7 Tips for handling stressful holiday interactions:

Try to plan your interactions or the time you spend with family in such a way that you can take “breaks” from emotional intensity.  This can include limiting or structuring the time you spend together, planning for short periods apart (ie, going for a walk), suggesting that you need a few minutes to clear your head, or keeping some things routine. Long periods of unstructured time can invite boredom or agitation.

Consider: “My family member is doing the best they can right now.” Instead of thinking “Seriously? That’s all they can DO?” Think of them as limited, finite human beings. Instead of doing this in a condescending way, try a stance of gentle acceptance. We are all bound to be disappointed in people we care about and sometimes it is just hard to deal with.

Appreciations: Try focusing on one thing about each family member that you like, respect, honor, or value. Make it a point to tell this to each family member. Sometimes when people hear what they are doing well they are less likely to generate conflict

If you exit, do it with grace. Don’t add insult to injury, make things worse, or behave in a way in which you would lose your own self-respect. If you can’t do anything to make it better, don’t rub salt in old wounds.  Try to plan ahead how you would cope adaptively if the “worst case scenario” were to happen.

If you are a person who focuses on controlling everything, pick one thing ahead of time that you are not going to try to control. Practice letting go, accepting what is, and acknowledging it openly. No critical comments allowed. 

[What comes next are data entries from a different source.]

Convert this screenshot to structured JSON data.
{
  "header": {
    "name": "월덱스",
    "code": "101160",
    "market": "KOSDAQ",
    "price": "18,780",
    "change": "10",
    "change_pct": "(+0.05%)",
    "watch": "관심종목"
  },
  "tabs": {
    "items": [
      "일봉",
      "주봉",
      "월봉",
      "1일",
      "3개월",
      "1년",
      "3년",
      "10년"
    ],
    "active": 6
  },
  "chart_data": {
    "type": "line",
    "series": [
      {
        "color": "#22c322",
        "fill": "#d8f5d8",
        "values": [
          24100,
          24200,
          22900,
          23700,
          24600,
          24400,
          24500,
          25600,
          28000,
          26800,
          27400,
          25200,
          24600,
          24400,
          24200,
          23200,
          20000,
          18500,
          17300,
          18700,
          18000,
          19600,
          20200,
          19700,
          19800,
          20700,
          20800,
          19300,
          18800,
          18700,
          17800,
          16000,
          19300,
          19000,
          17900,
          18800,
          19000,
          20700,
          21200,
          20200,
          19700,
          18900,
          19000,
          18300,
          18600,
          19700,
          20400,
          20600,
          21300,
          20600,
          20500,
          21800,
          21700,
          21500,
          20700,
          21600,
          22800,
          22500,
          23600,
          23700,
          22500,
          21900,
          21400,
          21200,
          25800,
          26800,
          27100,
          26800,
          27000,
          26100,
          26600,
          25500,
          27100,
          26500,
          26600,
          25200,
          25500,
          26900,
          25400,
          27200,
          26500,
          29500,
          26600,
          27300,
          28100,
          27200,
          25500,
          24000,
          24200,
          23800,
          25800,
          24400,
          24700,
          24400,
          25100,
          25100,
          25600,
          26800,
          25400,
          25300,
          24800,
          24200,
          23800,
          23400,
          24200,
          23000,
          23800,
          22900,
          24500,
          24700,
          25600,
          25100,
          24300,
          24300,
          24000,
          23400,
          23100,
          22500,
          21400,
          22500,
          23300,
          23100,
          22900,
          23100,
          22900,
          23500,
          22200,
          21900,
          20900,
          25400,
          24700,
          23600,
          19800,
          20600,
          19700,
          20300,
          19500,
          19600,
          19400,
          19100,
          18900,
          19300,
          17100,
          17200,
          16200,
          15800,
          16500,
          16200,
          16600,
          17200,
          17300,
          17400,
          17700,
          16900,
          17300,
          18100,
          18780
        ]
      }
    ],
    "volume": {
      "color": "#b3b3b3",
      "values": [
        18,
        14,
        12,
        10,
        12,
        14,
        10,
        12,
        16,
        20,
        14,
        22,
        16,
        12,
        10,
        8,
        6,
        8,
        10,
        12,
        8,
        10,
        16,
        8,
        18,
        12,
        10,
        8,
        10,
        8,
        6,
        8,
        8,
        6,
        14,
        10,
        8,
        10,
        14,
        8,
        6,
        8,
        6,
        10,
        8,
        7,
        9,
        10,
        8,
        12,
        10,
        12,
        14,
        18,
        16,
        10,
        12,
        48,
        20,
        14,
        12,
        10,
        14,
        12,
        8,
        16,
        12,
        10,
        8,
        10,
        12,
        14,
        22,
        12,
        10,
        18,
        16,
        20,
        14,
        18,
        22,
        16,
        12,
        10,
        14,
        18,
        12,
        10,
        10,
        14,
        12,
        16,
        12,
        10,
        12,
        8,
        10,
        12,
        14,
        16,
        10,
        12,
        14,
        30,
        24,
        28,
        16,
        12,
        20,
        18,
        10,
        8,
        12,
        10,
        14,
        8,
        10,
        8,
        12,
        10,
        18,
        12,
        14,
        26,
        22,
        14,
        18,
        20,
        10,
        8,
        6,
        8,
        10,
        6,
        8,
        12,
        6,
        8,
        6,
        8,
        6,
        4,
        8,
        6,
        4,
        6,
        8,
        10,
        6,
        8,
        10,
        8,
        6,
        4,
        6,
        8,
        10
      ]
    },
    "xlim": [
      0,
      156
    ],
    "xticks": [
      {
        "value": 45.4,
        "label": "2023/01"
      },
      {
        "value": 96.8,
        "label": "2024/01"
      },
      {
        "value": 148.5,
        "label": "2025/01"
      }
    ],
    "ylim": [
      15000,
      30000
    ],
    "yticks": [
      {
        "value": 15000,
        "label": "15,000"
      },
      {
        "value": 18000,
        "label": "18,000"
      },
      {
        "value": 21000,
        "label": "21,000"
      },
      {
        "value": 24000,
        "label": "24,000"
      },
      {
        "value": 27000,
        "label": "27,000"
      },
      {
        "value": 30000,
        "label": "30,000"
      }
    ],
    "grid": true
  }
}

If loss is a theme for you this holiday, do something special to honor the person in your life who is missing. Talking about what this person meant to you, how much you cared for him/her, or how you spent time together might help. Sometimes family members need to be invited to honor their sadness because they are so busy avoiding it. If no one is there to honor your own sadness with you, see if you can find a way to honor sadness within yourself.

Ways of being together as a family: Topics for everyone to share: Talk about a highlight of the week, a favored memory of a family event, a recent accomplishment, something they did this year to increase their quality of life, what each of you wants 5 years from now, or wishes that each family member has for each other.

An exercise in mindfulness: Thanksgiving turkeys

In my groups, we spend time at the beginning doing some sort of exercise to slow down, pay attention, come into the room, and notice what is going on.  Some of these exercises are specifically directed at paying attention to the breath. When breathing is slowed, paced, and regulated, a person has a better tendency to think clearer and become organized. Using the breath to regulate emotion, attention, and physical arousal is a very critical skill that frequently gets forgotten about in the heat of the moment- especially a very emotional moment.

Breathing exercises can sometimes be difficult. If you were to spend five minutes trying to focus just on your breath, you may notice spacing out, thinking about other things, and generally not paying much attention to the physical aspects of your breath. Therefore, breathing exercises may sometimes be paired with counting, walking, or other more concrete methods to help you get in touch- and stay in touch- with your breath.

Here is an exercise that is a tangible way of following the breath– and can easily be taught to young children as a way to self-regulate. Place your hand on a piece of paper and trace around it. Every time you move up to the tip of a finger, inhale. Every time you move down to the crevice between your fingers, exhale. Try to work on slowing down your breath so that it is even and steady. When you are done, start over. Keep Mindful Turkeygoing until you notice feeling calmer, slower, steadier, and perhaps more connected. Be gentle and notice any frustration if it doesn’t “work” right away.

One way to do this exercise is to keep tracing and re-tracing back your hand on one piece of paper. Another way to do this exercise is to not use paper and pen at all, but to trace your fingers with your other hand. This method can be used when you are out and about, in a meeting, or (depending on subtly it’s done) even talking to other people.

However, if you trace a new outline on new paper each time, you can start to accumulate several pieces of paper. If you’d like to add a beak and draw in some feathers on your “hands”, you can start to ask yourself: How many turkeys does it take to get calmed down? If you get really good and regulating your emotions by regulating your breath, you may find that over time the number of turkeys it takes will eventually go down.